Après près de 20 ans de carrière, Kery James “Rap encore”. Son septième album solo orne désormais la pile des classiques du Rap français. Comme d’autres rappeurs qui évoluent dans un style tout à fait différent du sien, le rappeur du 94 a réussi à s’adapter à son époque. Son dernier opus est un exemple en termes de musicalité entre sonorités acoustiques, ballades mélodramatiques et Trap pure et dur. Le rappeur montre la richesse de son répertoire. Quand l’engagement artistique rencontre l’engagement humaniste, c’est le rap qui sort grandi des cases dans lequel on tente de l’enfermer.

“La France m’a traité comme un paria” 

Au niveau des featurings aussi, Kery James est éclectique. Il y a évidemment des rappeurs incontournables sur sa tracklist comme Fianso mais il lance trois rookies qui ont désormais fait leur preuve : Chilla, Soolking, et Kalash Criminel. Une manière de transmettre le flambeau à la jeune génération.

Pour compter les gens qu’on a perdu, les doigts de la main ne suffisent plus” 

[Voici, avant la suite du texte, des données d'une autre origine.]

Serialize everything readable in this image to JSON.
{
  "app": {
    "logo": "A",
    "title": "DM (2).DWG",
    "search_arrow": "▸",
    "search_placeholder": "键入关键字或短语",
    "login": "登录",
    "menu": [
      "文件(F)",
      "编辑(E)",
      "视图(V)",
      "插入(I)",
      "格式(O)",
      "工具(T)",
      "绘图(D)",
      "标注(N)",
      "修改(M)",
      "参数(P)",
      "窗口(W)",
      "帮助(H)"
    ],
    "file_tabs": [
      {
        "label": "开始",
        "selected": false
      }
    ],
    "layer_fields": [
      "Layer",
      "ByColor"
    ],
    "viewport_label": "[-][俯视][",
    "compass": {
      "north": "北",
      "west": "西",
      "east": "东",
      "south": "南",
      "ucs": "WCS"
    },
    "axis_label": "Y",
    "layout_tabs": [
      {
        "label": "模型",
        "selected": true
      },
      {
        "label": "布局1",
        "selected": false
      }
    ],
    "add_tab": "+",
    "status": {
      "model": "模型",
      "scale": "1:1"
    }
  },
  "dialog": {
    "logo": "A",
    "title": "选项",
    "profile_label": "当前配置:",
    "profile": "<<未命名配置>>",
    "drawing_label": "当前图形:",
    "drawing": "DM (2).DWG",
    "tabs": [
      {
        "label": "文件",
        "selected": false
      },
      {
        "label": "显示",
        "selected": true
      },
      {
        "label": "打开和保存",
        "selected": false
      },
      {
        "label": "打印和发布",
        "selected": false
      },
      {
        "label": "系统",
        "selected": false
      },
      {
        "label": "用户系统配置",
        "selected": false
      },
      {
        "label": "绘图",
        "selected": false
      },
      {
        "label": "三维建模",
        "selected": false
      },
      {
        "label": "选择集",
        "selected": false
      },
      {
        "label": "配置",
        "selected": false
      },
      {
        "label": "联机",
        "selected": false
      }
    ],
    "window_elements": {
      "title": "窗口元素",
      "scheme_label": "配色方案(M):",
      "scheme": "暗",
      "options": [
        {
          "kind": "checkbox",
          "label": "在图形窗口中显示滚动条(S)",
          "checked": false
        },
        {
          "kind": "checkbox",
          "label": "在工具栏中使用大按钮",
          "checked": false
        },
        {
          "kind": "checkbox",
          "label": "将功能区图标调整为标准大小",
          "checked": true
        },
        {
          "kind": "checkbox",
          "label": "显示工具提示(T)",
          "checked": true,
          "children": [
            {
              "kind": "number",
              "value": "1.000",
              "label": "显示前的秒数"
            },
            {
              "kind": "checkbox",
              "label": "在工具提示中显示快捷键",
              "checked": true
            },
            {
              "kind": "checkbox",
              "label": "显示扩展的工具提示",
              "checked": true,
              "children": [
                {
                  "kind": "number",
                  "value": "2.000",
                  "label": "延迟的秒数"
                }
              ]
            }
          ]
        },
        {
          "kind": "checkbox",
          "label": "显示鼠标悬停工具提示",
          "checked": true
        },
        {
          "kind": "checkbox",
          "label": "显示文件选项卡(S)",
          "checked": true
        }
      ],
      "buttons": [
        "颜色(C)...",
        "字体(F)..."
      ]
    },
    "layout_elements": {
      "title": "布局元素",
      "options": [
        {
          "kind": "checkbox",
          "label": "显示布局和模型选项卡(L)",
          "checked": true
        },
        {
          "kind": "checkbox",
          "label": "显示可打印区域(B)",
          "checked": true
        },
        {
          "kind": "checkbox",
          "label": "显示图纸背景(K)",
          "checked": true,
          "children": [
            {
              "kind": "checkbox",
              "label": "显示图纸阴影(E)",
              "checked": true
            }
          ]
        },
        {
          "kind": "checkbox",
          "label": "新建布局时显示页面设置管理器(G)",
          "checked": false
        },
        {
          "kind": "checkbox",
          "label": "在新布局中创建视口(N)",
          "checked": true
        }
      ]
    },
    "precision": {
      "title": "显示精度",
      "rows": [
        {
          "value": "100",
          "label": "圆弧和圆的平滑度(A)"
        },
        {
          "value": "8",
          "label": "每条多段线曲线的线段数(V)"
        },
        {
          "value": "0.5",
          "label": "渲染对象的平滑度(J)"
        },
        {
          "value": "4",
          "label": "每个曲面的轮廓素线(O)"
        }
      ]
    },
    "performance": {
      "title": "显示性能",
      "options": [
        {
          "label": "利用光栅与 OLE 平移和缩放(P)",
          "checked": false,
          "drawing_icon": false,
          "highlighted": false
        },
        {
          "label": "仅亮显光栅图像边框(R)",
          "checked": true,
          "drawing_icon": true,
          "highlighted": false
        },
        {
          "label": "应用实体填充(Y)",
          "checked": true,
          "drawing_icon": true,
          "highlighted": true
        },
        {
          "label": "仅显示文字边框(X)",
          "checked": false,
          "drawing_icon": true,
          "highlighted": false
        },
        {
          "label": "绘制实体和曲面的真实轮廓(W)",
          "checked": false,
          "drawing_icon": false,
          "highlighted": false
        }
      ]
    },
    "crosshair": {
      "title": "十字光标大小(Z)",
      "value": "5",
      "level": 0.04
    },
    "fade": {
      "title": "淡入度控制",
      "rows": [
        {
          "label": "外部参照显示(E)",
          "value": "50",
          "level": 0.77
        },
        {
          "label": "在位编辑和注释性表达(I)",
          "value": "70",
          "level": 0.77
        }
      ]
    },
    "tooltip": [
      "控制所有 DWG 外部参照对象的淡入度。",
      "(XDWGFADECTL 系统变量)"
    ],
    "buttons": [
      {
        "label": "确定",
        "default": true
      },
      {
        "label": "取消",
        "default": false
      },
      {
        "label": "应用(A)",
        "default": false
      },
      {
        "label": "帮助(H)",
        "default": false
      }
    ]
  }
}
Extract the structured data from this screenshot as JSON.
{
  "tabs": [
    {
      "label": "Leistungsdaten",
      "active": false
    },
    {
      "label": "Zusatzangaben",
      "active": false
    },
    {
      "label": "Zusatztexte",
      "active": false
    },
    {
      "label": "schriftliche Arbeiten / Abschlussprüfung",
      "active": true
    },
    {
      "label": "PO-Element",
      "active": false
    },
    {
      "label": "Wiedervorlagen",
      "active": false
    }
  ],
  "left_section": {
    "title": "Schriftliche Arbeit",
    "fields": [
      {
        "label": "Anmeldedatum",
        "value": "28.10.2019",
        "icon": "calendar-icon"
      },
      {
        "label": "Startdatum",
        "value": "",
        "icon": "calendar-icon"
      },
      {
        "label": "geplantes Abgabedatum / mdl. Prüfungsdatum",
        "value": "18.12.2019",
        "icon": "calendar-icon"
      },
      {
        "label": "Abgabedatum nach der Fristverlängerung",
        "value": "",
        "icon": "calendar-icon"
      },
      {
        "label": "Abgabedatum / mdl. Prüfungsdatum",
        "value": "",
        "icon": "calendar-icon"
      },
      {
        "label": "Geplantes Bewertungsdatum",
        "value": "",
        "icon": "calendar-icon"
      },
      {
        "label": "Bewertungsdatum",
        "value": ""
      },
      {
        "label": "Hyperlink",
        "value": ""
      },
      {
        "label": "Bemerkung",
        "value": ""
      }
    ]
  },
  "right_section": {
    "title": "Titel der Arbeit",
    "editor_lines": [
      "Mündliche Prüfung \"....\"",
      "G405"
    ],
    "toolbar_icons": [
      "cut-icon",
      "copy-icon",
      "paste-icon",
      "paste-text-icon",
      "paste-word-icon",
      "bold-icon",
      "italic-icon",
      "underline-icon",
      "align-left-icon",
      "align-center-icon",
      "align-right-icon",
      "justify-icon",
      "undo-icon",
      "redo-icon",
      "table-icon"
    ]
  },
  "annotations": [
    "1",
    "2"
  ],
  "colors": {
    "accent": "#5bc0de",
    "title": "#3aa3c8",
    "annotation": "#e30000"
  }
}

Pour son “ça va aller” avec Soolking, les deux rappeurs font dans l’opposition totale de style. Sur une production instrumentale de Bad’M très Trap, Soolking s’occupe du refrain en chantant, tandis que Kery James découpe l’instrumental énervé comme jamais. C’est l’un des titres les plus Trap de l’album. Dans son couplet, Soolking lui aussi Rap mais avec une voix fuyante. Dans ce titre, le rappeur raconte son histoire dans le Rap et la vie.

@le_z_de_ze_z #METOO je me suis pris une droite dans un aéroport. J'ai pas fait de prison ... Mais #BalancetonRappeur Mec !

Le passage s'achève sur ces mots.